RENO - As President Bush and John Kerry prepare to visit Nevada again, the Sierra Club is stepping up its political involvement in the battleground state.
Dozens of Sierra Club members began taking to neighborhoods in Reno and Las Vegas on Saturday as part of the environmental organization's voter education campaign designed to highlight the candidates' differences on green issues.
Similar door-to-door efforts will be launched in upcoming weeks in other key battleground states, including Oregon, Michigan, Ohio, Florida and New Hampshire, spokesman Eric Antebi said.
The Sierra Club has been sharply critical of the Bush administration's environmental record.
"We realize there's no substitute to talking to people one on one," Antebi said, adding Nevada is the only state where an environmental issue could turn the election.

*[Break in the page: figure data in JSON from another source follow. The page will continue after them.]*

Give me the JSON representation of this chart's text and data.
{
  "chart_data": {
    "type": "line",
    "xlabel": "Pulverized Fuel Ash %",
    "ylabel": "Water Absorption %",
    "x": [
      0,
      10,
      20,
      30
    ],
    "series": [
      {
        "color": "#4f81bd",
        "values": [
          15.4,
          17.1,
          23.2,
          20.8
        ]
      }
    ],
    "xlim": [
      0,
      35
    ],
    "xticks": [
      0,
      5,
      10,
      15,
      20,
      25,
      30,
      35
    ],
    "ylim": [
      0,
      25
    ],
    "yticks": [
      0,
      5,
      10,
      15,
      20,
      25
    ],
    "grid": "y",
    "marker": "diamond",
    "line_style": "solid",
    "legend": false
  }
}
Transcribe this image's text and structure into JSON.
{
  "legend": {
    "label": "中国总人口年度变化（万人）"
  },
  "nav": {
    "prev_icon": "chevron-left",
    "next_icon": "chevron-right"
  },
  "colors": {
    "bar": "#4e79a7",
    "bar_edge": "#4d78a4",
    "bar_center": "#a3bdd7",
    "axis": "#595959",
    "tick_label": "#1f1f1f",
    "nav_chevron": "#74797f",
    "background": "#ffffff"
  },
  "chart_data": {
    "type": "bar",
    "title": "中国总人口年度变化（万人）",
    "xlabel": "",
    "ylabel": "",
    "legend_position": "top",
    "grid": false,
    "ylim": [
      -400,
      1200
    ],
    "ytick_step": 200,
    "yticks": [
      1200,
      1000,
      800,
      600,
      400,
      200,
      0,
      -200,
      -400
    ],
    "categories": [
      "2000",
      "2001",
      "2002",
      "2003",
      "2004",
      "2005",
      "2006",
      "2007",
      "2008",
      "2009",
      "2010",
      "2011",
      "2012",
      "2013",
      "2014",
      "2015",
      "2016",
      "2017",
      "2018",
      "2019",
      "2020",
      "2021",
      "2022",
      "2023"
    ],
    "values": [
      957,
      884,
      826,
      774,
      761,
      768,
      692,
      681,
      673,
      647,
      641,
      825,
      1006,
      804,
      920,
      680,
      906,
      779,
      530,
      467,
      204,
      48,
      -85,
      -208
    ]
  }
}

Nearly 50 Sierra Club members - most of them from the San Francisco Bay area - talked to more than 500 Reno voters on Saturday about how Bush and Kerry differ on plans to bury the nation's nuclear waste in southern Nevada.
Bush has approved Yucca Mountain, 90 miles northwest of Las Vegas, as the dump site, while Kerry has pledged it will not be a repository if he wins in November. Kerry voted against the project in 2000 and 2002 in the Senate.
"There's a real clearcut choice here and we know the next president will have the power to stop it," Antebi said. "Nevada has the power to decide its own fate on Yucca Mountain."
Tracey Schmitt, a spokeswoman for the Bush-Cheney campaign, did not immediately return phone calls seeking comment.
But in Las Vegas last week, Interior Secretary Gale Norton defended the Bush administration's oil, natural gas and coal development policies on federal land.
Norton said the pace of development over the last three years has been the same as the last three years of the Clinton administration.
"Less than 2 percent (of federal lands) is going for energy production," she said.
Bush and Kerry are locked in a tight race in Nevada, according to a poll conducted July 20-22 for the Las Vegas Review-Journal, the most recent available.
Bush had the support of 46 percent of those surveyed while Kerry had 43 percent.
A majority of Nevada voters said Bush's Yucca Mountain decision would have no effect on their vote. But among undecided voters, 31 percent said they would be less likely to vote for Bush because of Yucca Mountain.